David van Embden (October 22, 1875, The Hague – February 14, 1962, Amsterdam), was a Dutch politician, first for the Free-thinking Democratic League (VDB), later for the Labour Party (PvdA).

He studied law at the municipal university of Amsterdam and in 1901, he graduated cum laude. Raised in the Portuguese Jewish community in the Netherlands, in 1905 he married a Christian. From 1905 to 1941 he was professor of economics and statistics at the municipal university of Amsterdam.

From 1905 he was a party worker for the VDB in the House of Representatives. From 1910 to 1916 he was a member of the Provincial Council of North Holland for the district of Amsterdam. From 1918 to 1946 he was member of the Senate. His sister was also a member of parliament for the VDB at that time. His pacifism was strongly influenced by his religious convictions and he was a proponent of national disarmament.

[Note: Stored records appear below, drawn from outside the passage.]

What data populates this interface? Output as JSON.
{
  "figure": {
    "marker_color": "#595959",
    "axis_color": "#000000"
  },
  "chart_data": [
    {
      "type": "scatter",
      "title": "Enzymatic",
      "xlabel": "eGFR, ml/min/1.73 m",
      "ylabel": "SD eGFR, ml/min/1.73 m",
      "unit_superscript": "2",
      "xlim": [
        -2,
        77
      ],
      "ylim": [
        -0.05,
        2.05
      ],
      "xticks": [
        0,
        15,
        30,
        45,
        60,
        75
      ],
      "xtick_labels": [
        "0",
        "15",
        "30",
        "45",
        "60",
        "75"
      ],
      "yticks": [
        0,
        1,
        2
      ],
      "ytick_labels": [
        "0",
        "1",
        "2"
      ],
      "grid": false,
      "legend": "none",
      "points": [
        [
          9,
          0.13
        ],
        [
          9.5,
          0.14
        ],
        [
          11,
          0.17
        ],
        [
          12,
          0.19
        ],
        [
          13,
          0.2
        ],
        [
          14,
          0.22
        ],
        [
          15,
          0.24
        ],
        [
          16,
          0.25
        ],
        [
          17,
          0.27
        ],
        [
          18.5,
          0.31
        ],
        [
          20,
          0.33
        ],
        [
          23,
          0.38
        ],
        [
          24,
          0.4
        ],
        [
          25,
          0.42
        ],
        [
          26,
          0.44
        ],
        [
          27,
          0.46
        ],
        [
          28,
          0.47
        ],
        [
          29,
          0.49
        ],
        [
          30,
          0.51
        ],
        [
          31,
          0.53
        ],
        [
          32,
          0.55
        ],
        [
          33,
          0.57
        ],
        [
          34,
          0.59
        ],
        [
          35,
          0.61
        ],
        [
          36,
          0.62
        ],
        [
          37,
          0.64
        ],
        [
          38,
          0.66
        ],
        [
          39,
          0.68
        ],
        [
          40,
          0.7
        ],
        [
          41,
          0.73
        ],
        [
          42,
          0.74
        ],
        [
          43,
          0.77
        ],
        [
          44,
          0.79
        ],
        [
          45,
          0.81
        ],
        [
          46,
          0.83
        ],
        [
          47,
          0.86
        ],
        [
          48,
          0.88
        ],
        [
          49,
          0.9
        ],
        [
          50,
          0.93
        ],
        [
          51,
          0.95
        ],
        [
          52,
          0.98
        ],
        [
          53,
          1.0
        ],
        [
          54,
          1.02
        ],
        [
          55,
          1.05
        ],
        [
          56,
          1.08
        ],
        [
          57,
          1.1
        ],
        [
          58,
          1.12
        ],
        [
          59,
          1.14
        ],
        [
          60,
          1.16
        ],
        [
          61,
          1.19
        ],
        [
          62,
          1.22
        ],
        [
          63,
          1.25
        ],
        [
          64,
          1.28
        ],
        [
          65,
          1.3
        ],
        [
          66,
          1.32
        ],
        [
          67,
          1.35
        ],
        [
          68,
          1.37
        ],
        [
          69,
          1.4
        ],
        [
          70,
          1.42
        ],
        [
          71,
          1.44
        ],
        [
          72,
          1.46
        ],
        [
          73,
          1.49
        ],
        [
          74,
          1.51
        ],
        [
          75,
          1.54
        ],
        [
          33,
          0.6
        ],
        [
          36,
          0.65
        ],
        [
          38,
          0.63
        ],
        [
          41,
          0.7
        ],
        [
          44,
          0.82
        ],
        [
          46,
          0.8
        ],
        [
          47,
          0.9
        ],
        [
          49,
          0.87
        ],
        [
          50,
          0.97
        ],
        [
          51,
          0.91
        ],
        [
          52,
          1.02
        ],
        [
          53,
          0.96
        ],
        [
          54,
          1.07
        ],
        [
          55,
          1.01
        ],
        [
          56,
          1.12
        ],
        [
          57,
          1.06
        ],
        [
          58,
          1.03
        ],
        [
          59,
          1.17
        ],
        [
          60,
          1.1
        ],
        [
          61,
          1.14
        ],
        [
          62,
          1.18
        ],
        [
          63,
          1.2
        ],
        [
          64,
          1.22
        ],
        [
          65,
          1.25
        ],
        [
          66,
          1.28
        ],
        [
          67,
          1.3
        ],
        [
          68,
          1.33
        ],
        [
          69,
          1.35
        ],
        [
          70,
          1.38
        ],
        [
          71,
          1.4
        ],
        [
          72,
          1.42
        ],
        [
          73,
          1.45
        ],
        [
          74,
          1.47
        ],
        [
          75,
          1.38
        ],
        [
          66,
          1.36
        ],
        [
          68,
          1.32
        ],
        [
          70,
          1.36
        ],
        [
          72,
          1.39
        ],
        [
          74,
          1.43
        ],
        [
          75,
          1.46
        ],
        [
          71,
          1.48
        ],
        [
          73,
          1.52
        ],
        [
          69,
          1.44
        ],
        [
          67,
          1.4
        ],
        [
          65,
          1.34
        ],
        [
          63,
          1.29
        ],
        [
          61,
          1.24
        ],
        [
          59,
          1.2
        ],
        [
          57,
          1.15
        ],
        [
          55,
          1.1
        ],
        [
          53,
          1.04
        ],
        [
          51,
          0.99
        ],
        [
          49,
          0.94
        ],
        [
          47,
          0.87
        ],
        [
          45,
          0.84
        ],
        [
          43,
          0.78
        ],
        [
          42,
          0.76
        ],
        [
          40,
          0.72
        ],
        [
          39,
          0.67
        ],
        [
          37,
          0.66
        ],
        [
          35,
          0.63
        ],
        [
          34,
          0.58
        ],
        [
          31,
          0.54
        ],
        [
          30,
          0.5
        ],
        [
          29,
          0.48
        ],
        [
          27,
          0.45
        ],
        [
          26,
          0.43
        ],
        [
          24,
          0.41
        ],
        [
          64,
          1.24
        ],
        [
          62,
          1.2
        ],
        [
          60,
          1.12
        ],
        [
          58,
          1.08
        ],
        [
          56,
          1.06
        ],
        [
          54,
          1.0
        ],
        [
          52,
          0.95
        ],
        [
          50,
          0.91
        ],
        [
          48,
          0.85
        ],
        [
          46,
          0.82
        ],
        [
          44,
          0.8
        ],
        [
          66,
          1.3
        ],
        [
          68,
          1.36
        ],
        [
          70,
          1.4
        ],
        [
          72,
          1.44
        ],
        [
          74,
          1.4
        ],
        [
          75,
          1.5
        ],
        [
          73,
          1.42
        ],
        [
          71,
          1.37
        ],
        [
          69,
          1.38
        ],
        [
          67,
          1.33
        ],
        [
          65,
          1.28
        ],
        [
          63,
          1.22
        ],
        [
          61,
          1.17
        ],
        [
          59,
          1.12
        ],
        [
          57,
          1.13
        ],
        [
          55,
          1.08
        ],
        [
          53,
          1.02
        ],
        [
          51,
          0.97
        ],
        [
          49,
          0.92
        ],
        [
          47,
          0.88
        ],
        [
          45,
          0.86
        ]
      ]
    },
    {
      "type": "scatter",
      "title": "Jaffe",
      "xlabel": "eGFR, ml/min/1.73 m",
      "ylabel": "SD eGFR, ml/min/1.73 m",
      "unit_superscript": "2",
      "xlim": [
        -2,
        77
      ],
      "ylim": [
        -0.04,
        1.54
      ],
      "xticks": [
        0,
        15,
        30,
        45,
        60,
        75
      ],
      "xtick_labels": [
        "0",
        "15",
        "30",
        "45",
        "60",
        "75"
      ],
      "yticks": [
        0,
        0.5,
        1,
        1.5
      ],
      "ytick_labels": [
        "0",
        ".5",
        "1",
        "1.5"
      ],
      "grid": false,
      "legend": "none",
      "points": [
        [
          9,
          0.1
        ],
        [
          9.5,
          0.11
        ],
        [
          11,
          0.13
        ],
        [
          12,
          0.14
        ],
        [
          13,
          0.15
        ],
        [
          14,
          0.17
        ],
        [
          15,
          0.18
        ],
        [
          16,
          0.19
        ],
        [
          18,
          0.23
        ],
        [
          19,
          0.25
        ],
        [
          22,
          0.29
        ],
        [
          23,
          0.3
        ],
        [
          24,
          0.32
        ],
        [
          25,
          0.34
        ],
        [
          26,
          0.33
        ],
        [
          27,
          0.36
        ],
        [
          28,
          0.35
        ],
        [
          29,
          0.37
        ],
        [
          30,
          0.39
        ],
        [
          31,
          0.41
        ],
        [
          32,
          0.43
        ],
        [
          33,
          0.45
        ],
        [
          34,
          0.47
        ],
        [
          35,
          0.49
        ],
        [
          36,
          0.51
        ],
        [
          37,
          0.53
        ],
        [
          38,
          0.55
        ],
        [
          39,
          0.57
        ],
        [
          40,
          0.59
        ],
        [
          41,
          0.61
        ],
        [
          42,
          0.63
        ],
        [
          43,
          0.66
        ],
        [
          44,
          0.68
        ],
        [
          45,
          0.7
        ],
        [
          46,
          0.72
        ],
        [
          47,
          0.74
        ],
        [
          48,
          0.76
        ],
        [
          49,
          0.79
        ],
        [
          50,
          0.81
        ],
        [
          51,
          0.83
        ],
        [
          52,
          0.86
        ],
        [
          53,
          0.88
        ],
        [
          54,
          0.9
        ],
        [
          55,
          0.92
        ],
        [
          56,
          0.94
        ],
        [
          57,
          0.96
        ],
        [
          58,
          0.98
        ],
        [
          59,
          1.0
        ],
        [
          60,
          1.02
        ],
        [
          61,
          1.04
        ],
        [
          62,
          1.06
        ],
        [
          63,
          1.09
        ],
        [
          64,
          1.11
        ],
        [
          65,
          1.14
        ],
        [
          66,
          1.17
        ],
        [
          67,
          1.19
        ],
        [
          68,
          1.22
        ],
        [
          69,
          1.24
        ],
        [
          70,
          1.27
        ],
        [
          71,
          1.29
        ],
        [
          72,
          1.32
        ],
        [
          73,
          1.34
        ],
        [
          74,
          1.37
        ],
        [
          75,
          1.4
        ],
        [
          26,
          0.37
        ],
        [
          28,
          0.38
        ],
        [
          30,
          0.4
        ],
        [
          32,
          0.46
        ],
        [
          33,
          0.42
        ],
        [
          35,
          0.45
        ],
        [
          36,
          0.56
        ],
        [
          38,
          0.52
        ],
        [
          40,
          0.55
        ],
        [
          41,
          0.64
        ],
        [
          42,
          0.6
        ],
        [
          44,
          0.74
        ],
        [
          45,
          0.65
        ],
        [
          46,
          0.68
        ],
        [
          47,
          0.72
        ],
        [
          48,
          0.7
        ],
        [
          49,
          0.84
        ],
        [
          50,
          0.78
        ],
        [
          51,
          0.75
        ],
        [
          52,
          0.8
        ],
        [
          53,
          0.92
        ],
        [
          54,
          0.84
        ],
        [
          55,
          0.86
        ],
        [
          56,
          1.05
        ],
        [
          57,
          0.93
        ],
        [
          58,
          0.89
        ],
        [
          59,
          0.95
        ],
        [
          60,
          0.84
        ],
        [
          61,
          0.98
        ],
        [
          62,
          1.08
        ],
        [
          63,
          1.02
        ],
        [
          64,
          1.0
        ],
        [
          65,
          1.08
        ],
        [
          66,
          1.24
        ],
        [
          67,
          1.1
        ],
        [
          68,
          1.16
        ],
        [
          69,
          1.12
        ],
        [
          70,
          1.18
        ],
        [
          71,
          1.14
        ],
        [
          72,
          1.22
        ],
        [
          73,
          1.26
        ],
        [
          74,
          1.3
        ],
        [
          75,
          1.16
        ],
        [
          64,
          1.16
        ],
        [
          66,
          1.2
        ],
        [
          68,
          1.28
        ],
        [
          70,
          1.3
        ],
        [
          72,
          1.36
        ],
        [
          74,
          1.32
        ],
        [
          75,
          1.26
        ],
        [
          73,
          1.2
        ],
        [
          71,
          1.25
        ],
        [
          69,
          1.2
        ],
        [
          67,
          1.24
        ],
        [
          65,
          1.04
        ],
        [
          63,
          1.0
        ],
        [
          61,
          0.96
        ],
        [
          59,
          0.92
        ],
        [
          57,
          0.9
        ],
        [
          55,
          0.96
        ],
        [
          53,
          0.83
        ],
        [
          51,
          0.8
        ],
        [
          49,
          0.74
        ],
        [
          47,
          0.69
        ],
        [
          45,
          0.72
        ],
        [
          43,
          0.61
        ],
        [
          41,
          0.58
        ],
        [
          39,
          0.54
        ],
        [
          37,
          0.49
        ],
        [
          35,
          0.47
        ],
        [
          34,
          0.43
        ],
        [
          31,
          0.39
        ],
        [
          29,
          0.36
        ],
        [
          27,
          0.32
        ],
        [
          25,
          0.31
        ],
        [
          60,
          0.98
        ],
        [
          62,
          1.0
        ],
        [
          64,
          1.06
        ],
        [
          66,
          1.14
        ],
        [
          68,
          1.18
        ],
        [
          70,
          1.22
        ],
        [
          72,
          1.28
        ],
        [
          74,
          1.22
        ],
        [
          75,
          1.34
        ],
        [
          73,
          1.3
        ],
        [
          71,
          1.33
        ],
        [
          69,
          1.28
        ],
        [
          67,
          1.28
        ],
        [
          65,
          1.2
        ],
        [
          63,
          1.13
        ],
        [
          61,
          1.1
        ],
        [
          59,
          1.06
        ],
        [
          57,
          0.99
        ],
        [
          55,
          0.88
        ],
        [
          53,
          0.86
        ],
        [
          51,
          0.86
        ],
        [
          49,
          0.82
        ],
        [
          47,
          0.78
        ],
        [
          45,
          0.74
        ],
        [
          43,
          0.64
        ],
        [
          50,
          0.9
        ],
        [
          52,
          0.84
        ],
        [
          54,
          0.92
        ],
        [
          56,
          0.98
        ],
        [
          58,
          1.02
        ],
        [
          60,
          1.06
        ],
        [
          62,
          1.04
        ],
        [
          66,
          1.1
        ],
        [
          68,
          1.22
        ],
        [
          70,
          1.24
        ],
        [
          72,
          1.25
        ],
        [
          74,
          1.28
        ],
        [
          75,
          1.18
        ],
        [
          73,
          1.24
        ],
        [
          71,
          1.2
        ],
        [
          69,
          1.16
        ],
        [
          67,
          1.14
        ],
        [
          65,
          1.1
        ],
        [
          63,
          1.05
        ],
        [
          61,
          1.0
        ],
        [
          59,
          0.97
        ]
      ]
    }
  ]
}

He also advocated decolonisation, and progressive social and economic programmes.

After the Germans invaded the Netherlands on May 10, 1940 in World War II, Van Embden fled during the night of 13–14 May 1940 to the United Kingdom. After the war, in 1946, he returned to the Netherlands and joined the Labour Party (PvdA). He also became a member of the party's governing board for Amsterdam-Oost.

Van Embden also resumed his professorship. He died in 1962.